Dampak ekonomi dari program ini hendaknya dapat terukur dan dapat dinikmati masyarakat
tempatan agar upaya pelestarian tanaman mangrove berbasis masyarakat sekitarnya dapat
berkelanjutan.
 Sedangkan sumber bibit mangrove di sekitar lokasi kajian relatif mudah didapatkan oleh
masyarakat dengan mencari di sekitar perkampungan penduduk dan hutan mangrove yang
ada 60%. Sehingga kendala bibit dan pemeliharaannya dapat diserahkan pada pengelolaan
masyarakat tempatan setelah melalui pembinaan dan penyediaan insentif yang memadai.
 Sedangkan isu tingginya alih fungsi lahan dan hutan mangrove untuk kegiatan perkebunan,
pertanian, industri perkayuan, permukiman, dan perladangan yang banyak terjadi di bagian
hulu, tengah, dan hilir DAS Indragiri tidak mengindahkan konsep konservasi perlu dicermati
dengan tindakan penegakan hukum yang disiplin.
 Adapun isu lahan yang ditinggalkan dari pengelolaan sebelumnya yang telah berubah
menjadi semak belukar dan alang-alang dan telah pula menjadi lahan kritis yang luas perlu
dipulihkan dan difungsikan secara lestari dengan program deforestasi dan sosialisasi terpadu
antara pemerintah, mayarakat dan perusahaan.
 Kebutuhan kayu bakau ini diperkiraan mengalami peningkatan setiap tahunnya seiring
dengan banyaknya masyarakat yang membangun rumah, Ruko dan bangunan lainnya.
 Akumulasi jumlah kebutuhan kayu bakau di Kota Tembilahan dan sekitarnya mencapai
19.470 batang/minggu. Jumlah cerocok yang diperjual belikan mencapai 1.012.440
batang/tahun.
 Untuk konstruksi bangunan di Indragiri Hilir, berpotensi merusak 3.400 ha lahan tanaman
bakau per tahun, atau 280 ha lahan/bulan.

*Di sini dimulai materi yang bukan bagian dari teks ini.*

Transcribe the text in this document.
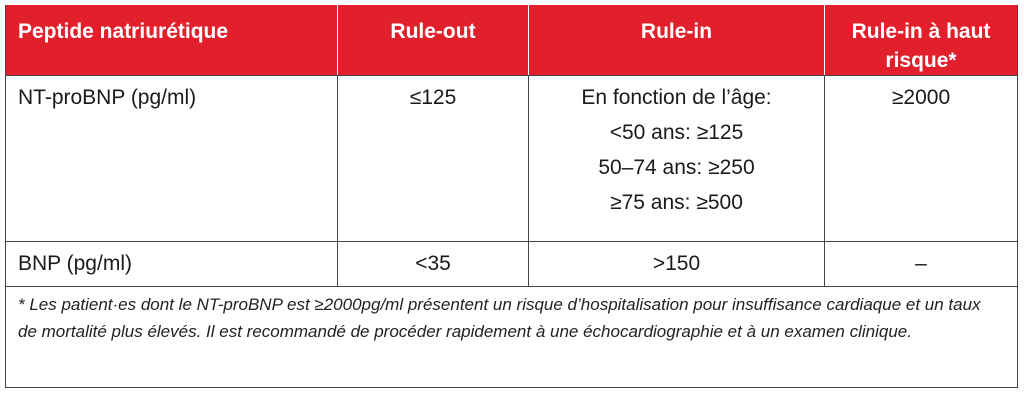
Peptide natriurétique	Rule-out	Rule-in	Rule-in à haut risque*
NT-proBNP (pg/ml)	≤125	En fonction de l’âge:
<50 ans: ≥125
50–74 ans: ≥250
≥75 ans: ≥500	≥2000
BNP (pg/ml)	<35	>150	–
* Les patient·es dont le NT-proBNP est ≥2000pg/ml présentent un risque d’hospitalisation pour insuffisance cardiaque et un taux de mortalité plus élevés. Il est recommandé de procéder rapidement à une échocardiographie et à un examen clinique.			
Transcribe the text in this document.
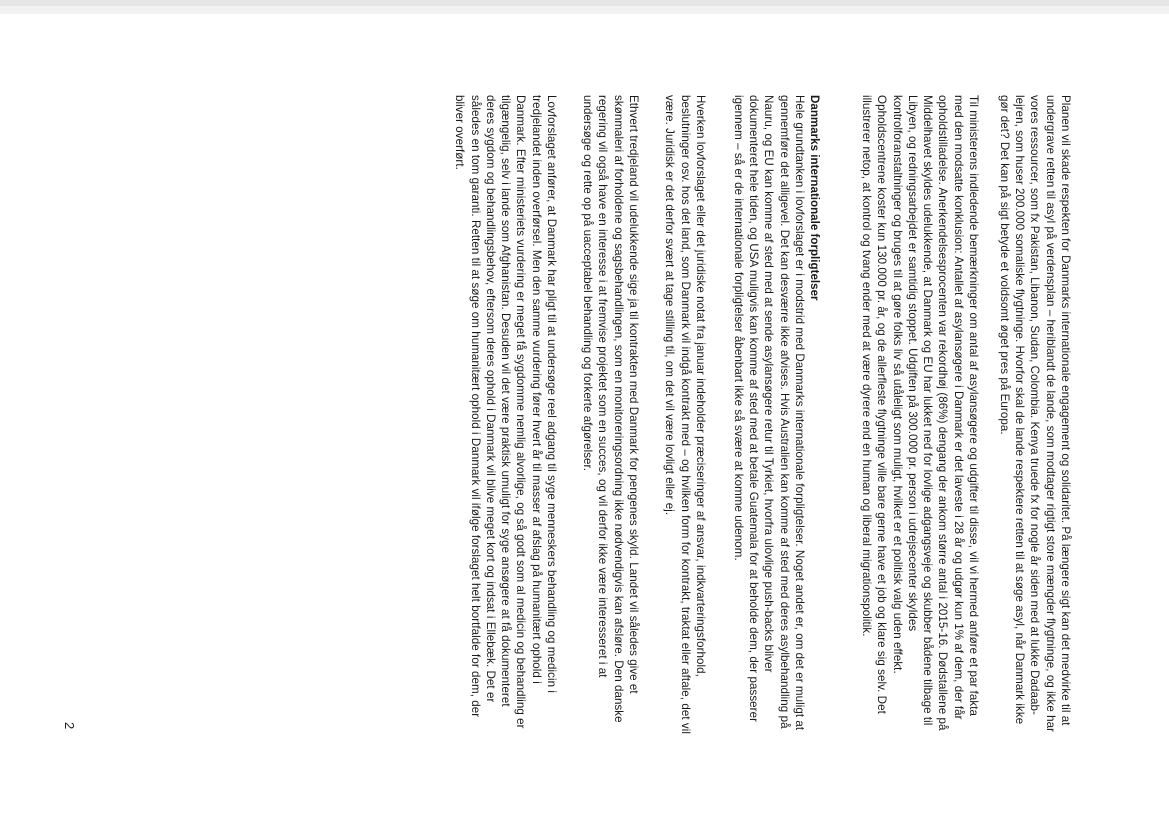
Planen vil skade respekten for Danmarks internationale engagement og solidaritet. På længere sigt kan det medvirke til at undergrave retten til asyl på verdensplan – heriblandt de lande, som modtager rigtigt store mængder flygtninge, og ikke har vores ressourcer, som fx Pakistan, Libanon, Sudan, Colombia. Kenya truede fx for nogle år siden med at lukke Dadaab-lejren, som huser 200.000 somaliske flygtninge. Hvorfor skal de lande respektere retten til at søge asyl, når Danmark ikke gør det? Det kan på sigt betyde et voldsomt øget pres på Europa.

Til ministerens indledende bemærkninger om antal af asylansøgere og udgifter til disse, vil vi hermed anføre et par fakta med den modsatte konklusion: Antallet af asylansøgere i Danmark er det laveste i 28 år og udgør kun 1% af dem, der får opholdstilladelse. Anerkendelsesprocenten var rekordhøj (86%) dengang der ankom større antal i 2015-16. Dødstallene på Middelhavet skyldes udelukkende, at Danmark og EU har lukket ned for lovlige adgangsveje og skubber bådene tilbage til Libyen, og redningsarbejdet er samtidig stoppet. Udgiften på 300.000 pr. person i udrejsecenter skyldes kontrolforanstaltninger og bruges til at gøre folks liv så utåleligt som muligt, hvilket er et politisk valg uden effekt. Opholdscentrene koster kun 130.000 pr. år, og de allerfleste flygtninge ville bare gerne have et job og klare sig selv. Det illustrerer netop, at kontrol og tvang ender med at være dyrere end en human og liberal migrationspolitik.

Danmarks internationale forpligtelser

Hele grundtanken i lovforslaget er i modstrid med Danmarks internationale forpligtelser. Noget andet er, om det er muligt at gennemføre det alligevel. Det kan desværre ikke afvises. Hvis Australien kan komme af sted med deres asylbehandling på Nauru, og EU kan komme af sted med at sende asylansøgere retur til Tyrkiet, hvorfra ulovlige push-backs bliver dokumenteret hele tiden, og USA muligvis kan komme af sted med at betale Guatemala for at beholde dem, der passerer igennem – så er de internationale forpligtelser åbenbart ikke så svære at komme udenom.

Hverken lovforslaget eller det juridiske notat fra januar indeholder præciseringer af ansvar, indkvarteringsforhold, beslutninger osv. hos det land, som Danmark vil indgå kontrakt med – og hvilken form for kontrakt, traktat eller aftale, det vil være. Juridisk er det derfor svært at tage stilling til, om det vil være lovligt eller ej.

Ethvert tredjeland vil udelukkende sige ja til kontrakten med Danmark for pengenes skyld. Landet vil således give et skønmaleri af forholdene og sagsbehandlingen, som en monitoreringsordning ikke nødvendigvis kan afsløre. Den danske regering vil også have en interesse i at fremvise projektet som en succes, og vil derfor ikke være interesseret i at undersøge og rette op på uacceptabel behandling og forkerte afgørelser.

Lovforslaget anfører, at Danmark har pligt til at undersøge reel adgang til syge menneskers behandling og medicin i tredjelandet inden overførsel. Men den samme vurdering fører hvert år til masser af afslag på humanitært ophold i Danmark. Efter ministeriets vurdering er meget få sygdomme nemlig alvorlige, og så godt som al medicin og behandling er tilgængelig, selv i lande som Afghanistan. Desuden vil det være praktisk umuligt for syge ansøgere at få dokumenteret deres sygdom og behandlingsbehov, eftersom deres ophold i Danmark vil blive meget kort og indsat i Ellebæk. Det er således en tom garanti. Retten til at søge om humanitært ophold i Danmark vil ifølge forslaget helt bortfalde for dem, der bliver overført.

2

 Dengan kerusakan 3.400 ha vegetasi hutan mangrove per tahun, maka diperkirakan
pelepasan potensi karbon ke alam dapat mencapai 544.000 ton/tahun di Kabupaten Indragiri
Hilir.
 Jika hal ini tidak segera ditindak lanjuti untuk dikurangi, maka perlu kebijakan dan solusi
yang tepat, baik dari pengambil kebijakan (pemerintah), maupun masyarakat, dan pihak
swasta secara sinergi dan beriorintasi pada kesejahtraan rakyat dan berwawasan lingkungan.
(V3)
Sumber :
Balitbang Provinsi Riau, Penelitian: Studi Estimasi Stok Karbon Mangrove Dalam
Mengantisipasi Perubahan Iklim Di Kabupaten Indragiri Hilir, Tahun 2013, Pekanbaru.